2. Aux termes du premier alinéa de l'article L. 521-1 du code de justice administrative : « Quand une décision administrative, même de rejet, fait l'objet d'une requête en annulation ou en réformation, le juge des référés, saisi d'une demande en ce sens, peut ordonner la suspension de l'exécution de cette décision, ou de certains de ses effets, lorsque l'urgence le justifie et qu'il est fait état d'un moyen propre à créer, en l'état de l'instruction, un doute sérieux quant à la légalité de la décision ».
3. Il résulte des dispositions citées au point précédent que la condition d’urgence à laquelle est subordonné le prononcé d’une mesure de suspension doit être regardée comme remplie lorsque la décision contestée préjudicie de manière suffisamment grave et immédiate à un intérêt public, à la situation du requérant ou aux intérêts qu’il entend défendre. Il appartient au juge des référés, saisi d’une demande tendant à la suspension d’une telle décision, d’apprécier concrètement, compte-tenu des justifications fournies par le requérant, si les effets de celle-ci sur la situation de ce dernier ou, le cas échéant, des personnes concernées, sont de nature à caractériser une urgence justifiant que, sans attendre le jugement de la requête au fond, l’exécution de la décision soit suspendue.

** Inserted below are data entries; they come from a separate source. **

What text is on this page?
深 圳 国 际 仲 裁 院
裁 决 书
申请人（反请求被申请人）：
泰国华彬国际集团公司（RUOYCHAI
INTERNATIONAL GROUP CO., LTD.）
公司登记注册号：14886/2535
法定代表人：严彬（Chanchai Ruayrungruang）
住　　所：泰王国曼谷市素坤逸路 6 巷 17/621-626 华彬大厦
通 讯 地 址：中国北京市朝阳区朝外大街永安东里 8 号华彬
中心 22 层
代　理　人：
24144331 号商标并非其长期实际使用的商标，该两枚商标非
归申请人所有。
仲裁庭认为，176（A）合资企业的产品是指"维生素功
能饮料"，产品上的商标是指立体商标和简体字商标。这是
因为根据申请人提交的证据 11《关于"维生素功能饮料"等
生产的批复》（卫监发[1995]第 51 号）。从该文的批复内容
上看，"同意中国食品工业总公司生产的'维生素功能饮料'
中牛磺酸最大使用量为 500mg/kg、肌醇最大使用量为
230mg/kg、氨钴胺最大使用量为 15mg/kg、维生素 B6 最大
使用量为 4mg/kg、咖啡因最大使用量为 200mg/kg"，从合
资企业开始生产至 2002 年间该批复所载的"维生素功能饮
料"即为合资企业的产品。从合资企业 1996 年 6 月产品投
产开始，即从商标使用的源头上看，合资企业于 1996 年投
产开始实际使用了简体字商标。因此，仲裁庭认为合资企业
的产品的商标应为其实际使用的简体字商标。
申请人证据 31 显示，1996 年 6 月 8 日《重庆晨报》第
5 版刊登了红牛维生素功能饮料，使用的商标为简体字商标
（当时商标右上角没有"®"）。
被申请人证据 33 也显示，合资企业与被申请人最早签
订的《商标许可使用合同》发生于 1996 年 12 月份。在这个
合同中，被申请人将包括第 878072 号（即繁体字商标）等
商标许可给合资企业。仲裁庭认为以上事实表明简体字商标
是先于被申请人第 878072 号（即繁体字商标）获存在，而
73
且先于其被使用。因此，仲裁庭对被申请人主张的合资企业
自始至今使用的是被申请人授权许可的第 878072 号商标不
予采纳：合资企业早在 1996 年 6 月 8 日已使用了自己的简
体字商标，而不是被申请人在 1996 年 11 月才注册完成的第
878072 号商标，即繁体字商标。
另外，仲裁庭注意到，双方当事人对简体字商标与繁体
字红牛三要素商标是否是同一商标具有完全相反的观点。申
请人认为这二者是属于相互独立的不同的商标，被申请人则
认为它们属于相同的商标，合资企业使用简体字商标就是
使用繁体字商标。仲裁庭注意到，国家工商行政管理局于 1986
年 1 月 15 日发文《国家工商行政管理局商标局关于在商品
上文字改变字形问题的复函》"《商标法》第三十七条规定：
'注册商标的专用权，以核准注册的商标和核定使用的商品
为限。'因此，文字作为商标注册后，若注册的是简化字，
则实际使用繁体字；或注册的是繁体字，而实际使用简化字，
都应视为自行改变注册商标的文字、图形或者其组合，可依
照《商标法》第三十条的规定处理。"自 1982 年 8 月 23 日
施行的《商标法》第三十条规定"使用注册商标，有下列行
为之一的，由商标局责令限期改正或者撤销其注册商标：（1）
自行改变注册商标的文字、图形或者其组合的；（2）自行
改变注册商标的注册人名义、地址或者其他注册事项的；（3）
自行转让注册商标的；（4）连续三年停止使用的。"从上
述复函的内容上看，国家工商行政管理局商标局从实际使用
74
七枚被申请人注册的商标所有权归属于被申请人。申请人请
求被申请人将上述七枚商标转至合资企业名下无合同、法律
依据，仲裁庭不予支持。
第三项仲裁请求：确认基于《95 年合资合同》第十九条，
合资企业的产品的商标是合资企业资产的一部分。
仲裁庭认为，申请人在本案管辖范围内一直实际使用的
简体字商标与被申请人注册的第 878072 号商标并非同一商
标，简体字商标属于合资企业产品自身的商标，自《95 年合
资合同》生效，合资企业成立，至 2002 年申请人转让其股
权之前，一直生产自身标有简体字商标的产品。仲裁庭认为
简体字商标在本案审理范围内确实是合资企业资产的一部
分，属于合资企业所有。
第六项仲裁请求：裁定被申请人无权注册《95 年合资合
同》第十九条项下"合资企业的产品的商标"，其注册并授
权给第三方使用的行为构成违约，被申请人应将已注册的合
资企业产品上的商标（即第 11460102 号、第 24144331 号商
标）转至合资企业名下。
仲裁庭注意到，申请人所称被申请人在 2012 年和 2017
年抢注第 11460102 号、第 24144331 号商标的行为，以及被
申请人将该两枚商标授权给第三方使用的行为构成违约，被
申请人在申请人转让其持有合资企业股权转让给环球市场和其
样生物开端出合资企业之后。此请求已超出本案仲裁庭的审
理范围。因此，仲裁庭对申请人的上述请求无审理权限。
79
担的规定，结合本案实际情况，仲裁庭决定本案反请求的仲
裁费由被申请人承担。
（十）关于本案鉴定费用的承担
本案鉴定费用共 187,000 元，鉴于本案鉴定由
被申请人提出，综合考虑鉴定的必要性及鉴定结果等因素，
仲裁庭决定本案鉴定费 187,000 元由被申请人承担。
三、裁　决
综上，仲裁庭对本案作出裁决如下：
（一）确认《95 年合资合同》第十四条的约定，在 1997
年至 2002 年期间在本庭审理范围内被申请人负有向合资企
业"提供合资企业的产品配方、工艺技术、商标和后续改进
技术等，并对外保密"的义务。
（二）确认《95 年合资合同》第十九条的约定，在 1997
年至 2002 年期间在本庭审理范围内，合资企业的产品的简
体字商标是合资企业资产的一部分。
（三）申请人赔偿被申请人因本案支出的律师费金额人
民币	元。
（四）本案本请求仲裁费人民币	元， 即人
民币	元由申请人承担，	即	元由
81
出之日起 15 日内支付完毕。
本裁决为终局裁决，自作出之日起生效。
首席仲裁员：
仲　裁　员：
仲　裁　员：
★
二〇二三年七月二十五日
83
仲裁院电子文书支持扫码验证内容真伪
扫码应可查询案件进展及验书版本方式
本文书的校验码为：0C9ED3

4. Il résulte de l’instruction que M. B... dispose de sa précédente habilitation à accéder à la zone de sûreté à accès réglementé des plates-formes aéroportuaires jusqu’à la date du 28 avril 2026, dès lors qu’elle n’a pas été abrogée, et que, selon les propos qu’il a personnellement tenus à l’audience, il doit assurer d’ici la fin du mois d’avril, cinq vols. D’autre part, il n’est établi par aucune pièce du dossier qu’il ferait actuellement l’objet d’une procédure de licenciement. Ainsi, à la date de la présente ordonnance, au vu des écritures, observations orales et pièces versées à l’appui de la requête, y compris le courrier daté du 27 mars 2026, M. B... ne justifie pas que le refus litigieux porte atteinte, de manière suffisamment grave et de manière suffisamment immédiate, à sa situation. Dans un tel contexte, le requérant ne se prévalant d’aucune autre circonstance de nature à caractériser l’urgence à suspendre la décision litigieuse, la condition d’urgence ne peut en l’espèce être regardée comme remplie.
5. Il résulte de ce qui précède, sans qu’il y ait lieu d’examiner la condition tenant au doute sérieux quant à la légalité de la décision en litige, que la requête de M. B... doit être rejetée, en toutes ses conclusions.
O R D O N N E :
Article 1er : La requête de M. B... est rejetée.
Article 2 : La présente ordonnance sera notifiée à M. C... B... et au ministre de l’intérieur.
Copie en sera adressée au préfet de police.
Fait à Montreuil, le 8 avril 2026.
La juge des référés,
C. Massé-Degois
La République mande et ordonne au ministre de l’intérieur en ce qui le concerne ou à tous commissaires de justice à ce requis en ce qui concerne les voies de droit commun contre les parties privées, de pourvoir à l’exécution de la présente décision.